Vance s’est converti au monde de la sécurité économique et au protectionnisme. Dans nos pages, Erica York avait étudié en profondeur cet étonnant élément de continuité entre Trump et Biden : une matrice qui pourrait se radicaliser en cas de retour de Trump à la Maison-Blanche.

Même les personnes qui n’étaient pas d’accord avec nous sur la manière de protéger l’industrie américaine le sont dorénavant. On ne peut pas laisser les Chinois fabriquer tous nos produits si l’on est en même temps engagé dans une compétition à long terme avec eux. Nous avons donc fait des progrès considérables dans ce domaine.

Pourtant, des relents de l’ancien consensus ne cessent de remonter à la surface. Notre travail n’est donc pas terminé.

La question sur laquelle nous avons fait le plus de progrès — et c’est un point sur lequel le mouvement conservateur national a été clef — non seulement ici, mais aussi à l’étranger, c’est la reconnaissance de la véritable menace pour la démocratie américaine. Ce n’est certainement pas Donald Trump, ni même un dictateur étranger qui n’aime pas l’Amérique ou nos valeurs. La principale menace, c’est que les électeurs américains ne cessent de voter en faveur d’une diminution de l’immigration et que nos dirigeants continuent de ne pas les écouter. Telle est la menace.

Aujourd’hui, je parlais avec un ami anglais. Partout dans le monde occidental — en Allemagne ou au Royaume-Uni par exemple — les populations continuent de dire à leurs dirigeants qu’elles veulent moins d’immigration, et ces derniers refusent toujours de les écouter. C’est comme si la fonction fondamentale de notre démocratie sacrée était brisée et que nos élites ne semblaient pas s’en préoccuper.

Pourquoi ?

Premièrement, parce qu’elles profitent de la main-d’œuvre bon marché. Deuxièmement, parce qu’elles n’aiment pas les gens qui composent la population de leur propre pays. Nous constatons régulièrement que les élites britanniques comme américaines ne semblent pas aimer leurs propres concitoyens — même si leurs guerres sont menées par les gens du peuple et non par ceux qui flânent dans les rues de Washington D.C.

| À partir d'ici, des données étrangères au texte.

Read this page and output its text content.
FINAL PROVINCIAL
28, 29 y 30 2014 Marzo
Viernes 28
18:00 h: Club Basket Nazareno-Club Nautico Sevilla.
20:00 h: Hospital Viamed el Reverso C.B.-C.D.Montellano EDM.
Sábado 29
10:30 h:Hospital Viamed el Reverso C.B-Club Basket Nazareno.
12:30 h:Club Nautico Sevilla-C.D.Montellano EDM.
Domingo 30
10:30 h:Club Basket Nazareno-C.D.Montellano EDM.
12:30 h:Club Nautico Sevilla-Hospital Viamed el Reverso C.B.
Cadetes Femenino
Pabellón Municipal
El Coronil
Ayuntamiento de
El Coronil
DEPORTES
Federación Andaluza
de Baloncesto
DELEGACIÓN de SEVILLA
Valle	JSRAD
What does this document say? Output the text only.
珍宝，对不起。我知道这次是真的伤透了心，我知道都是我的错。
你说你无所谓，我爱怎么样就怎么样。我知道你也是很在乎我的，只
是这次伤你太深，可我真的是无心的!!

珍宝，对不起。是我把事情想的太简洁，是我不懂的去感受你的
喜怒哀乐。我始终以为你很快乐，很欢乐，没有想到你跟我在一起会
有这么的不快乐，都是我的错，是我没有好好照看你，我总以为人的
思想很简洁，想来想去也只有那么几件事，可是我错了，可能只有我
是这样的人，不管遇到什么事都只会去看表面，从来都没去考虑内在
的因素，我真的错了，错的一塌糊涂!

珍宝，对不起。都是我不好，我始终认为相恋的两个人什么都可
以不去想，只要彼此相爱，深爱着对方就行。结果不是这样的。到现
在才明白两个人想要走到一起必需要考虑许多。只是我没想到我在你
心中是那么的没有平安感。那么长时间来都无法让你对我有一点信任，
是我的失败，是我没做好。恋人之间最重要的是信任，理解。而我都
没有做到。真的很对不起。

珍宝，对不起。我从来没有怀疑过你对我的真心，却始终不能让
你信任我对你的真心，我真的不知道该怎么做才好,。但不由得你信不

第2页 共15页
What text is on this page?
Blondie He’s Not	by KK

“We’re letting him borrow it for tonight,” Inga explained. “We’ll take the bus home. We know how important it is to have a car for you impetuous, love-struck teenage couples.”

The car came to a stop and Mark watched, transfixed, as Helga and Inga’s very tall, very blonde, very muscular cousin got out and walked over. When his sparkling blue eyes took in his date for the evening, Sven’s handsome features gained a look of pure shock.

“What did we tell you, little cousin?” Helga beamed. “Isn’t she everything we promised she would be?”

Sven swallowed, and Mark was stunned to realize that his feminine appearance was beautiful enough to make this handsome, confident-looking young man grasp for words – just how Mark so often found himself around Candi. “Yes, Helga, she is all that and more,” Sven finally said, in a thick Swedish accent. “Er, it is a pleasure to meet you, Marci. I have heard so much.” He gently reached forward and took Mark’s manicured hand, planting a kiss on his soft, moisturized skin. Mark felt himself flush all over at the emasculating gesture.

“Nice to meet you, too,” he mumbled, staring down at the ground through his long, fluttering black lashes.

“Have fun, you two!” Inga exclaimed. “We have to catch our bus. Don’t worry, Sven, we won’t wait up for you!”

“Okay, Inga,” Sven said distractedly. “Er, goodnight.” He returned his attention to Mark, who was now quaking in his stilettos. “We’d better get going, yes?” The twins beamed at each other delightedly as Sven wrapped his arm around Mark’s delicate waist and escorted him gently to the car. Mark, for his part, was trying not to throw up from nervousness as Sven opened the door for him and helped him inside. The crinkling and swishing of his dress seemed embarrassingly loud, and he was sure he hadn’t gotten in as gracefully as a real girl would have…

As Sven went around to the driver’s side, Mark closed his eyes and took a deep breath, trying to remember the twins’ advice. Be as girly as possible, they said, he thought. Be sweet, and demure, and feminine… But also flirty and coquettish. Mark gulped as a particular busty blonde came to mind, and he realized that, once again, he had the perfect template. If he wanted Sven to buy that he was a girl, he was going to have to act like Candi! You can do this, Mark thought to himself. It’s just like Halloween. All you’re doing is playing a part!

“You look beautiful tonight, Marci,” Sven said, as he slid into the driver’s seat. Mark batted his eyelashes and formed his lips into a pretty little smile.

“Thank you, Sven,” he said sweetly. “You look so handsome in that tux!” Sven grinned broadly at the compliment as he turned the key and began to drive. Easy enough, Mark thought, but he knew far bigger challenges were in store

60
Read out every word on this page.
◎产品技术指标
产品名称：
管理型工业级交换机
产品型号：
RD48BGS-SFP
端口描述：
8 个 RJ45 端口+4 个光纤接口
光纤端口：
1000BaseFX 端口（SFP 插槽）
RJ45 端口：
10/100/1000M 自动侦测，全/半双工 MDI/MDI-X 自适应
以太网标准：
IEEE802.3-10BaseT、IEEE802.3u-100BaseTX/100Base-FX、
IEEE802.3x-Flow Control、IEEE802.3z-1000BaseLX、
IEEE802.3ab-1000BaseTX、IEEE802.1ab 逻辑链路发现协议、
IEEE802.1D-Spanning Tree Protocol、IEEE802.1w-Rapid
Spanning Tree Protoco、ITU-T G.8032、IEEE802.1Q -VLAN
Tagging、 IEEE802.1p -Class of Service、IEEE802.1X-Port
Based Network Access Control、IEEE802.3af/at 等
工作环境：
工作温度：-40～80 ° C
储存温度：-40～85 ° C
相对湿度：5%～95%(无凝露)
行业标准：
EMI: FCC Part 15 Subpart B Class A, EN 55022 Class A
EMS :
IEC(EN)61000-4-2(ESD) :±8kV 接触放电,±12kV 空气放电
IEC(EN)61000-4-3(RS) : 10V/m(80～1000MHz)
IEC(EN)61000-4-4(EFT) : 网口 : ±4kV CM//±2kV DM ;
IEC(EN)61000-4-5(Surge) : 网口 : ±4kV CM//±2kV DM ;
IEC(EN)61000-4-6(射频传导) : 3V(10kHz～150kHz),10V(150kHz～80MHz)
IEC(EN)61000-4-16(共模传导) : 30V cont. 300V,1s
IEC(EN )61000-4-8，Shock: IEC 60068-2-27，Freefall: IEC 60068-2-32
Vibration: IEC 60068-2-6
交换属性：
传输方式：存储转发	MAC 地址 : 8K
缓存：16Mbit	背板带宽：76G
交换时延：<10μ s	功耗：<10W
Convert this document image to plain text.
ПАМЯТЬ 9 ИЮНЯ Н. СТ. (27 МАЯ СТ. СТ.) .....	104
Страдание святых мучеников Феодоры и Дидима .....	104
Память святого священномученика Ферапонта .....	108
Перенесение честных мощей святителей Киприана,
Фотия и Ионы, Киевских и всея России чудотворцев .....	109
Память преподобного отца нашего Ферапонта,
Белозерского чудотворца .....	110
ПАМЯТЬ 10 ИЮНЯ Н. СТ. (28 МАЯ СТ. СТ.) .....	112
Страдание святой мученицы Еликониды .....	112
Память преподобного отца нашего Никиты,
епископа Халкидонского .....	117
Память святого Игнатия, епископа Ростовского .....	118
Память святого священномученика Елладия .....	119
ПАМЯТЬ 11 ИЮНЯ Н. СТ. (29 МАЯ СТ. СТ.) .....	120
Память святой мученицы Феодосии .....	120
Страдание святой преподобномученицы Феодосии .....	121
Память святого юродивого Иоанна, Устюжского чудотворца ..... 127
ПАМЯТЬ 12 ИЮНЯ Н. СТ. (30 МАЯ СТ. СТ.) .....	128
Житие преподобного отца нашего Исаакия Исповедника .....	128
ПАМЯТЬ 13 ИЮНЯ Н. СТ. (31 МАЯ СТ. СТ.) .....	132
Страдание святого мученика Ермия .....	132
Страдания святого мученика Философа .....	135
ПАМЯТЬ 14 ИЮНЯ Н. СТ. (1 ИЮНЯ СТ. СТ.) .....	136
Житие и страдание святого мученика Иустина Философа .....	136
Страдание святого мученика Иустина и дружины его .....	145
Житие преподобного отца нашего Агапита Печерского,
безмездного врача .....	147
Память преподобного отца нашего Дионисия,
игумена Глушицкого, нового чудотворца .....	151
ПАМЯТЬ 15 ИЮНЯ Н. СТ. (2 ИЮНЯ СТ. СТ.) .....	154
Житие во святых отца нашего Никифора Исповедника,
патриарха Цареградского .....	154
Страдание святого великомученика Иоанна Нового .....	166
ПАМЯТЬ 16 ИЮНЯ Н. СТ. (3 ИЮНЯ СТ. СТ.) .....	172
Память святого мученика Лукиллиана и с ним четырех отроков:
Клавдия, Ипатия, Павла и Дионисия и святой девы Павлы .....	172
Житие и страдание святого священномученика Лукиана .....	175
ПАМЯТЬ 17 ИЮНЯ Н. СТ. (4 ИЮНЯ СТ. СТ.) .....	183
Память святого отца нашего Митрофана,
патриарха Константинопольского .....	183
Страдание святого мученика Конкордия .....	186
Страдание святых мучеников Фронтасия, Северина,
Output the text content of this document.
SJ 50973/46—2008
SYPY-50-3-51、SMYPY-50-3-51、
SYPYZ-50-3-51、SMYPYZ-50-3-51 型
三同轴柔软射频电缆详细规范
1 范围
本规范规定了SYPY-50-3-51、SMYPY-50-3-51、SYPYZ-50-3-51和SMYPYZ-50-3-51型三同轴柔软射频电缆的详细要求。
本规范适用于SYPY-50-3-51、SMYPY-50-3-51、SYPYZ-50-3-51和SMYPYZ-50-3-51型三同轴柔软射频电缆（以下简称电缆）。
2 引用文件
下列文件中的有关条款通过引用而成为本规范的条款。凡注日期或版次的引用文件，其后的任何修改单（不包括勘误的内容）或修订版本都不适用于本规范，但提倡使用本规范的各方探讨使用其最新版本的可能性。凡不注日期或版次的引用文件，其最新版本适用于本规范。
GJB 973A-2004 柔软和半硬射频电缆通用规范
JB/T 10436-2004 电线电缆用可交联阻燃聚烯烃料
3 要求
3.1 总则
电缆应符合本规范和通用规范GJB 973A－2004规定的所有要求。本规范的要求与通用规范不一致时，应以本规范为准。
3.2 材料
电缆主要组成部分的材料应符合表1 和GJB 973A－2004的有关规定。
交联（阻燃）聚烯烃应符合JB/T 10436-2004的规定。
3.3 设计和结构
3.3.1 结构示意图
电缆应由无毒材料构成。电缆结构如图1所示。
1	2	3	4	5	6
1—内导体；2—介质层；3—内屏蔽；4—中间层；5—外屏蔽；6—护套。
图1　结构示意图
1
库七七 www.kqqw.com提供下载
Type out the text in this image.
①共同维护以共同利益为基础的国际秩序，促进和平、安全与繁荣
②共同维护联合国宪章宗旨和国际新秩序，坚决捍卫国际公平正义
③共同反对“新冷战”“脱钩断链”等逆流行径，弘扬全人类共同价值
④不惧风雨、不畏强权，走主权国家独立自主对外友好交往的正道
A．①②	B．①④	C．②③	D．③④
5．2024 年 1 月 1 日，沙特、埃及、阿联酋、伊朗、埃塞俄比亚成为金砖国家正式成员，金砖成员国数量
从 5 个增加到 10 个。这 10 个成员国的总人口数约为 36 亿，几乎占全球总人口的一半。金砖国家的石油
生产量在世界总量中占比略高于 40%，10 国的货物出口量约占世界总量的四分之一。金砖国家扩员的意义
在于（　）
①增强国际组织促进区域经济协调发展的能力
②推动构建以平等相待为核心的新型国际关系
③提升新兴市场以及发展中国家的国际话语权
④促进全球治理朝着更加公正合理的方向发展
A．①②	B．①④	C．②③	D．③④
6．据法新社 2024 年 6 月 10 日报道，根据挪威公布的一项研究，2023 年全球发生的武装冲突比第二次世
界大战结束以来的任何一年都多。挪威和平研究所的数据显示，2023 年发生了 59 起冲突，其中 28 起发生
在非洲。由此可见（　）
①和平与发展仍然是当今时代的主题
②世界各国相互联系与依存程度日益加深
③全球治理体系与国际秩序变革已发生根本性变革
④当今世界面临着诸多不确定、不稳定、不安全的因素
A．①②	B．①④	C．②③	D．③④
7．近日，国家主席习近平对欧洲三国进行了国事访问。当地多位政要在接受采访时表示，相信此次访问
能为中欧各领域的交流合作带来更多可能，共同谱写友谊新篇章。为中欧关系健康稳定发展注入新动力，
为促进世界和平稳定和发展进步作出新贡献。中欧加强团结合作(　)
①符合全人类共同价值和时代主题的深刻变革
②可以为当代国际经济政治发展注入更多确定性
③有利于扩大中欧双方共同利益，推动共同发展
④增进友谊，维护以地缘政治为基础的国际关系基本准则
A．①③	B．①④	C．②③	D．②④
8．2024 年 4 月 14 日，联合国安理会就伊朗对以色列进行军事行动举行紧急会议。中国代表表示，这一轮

En ce qui concerne l’immigration, personne ne peut ignorer qu’elle a rendu nos sociétés plus pauvres, moins sûres, moins prospères et moins avancées. 

La grande majorité des études réalisées sur le sujet suggèrent que l’immigration, aux États-Unis comme dans le reste des économies développées, contribue à la croissance et soutient le marché du travail. Dans une étude publiée en février, le Congressional Budget Office, une agence fédérale fournissant des analyses non partisanes sur le budget américain, note que : « le taux élevé d’immigration nette qui a débuté en 2022 se poursuivra jusqu’en 2026, ajoutant en moyenne environ 0,2 point de pourcentage au taux de croissance annuel du PIB réel au cours de la période 2024-2034 » 2

Le discours populiste de Vance repose strictement sur la peur de l’étranger mise en avant par Trump dans ses campagnes que le colistier de l’ex-président critiquait en 2016 lors d’un entretien donné à The American Conservative, à l’occasion de la sortie de son livre Hillbilly Elegy 3.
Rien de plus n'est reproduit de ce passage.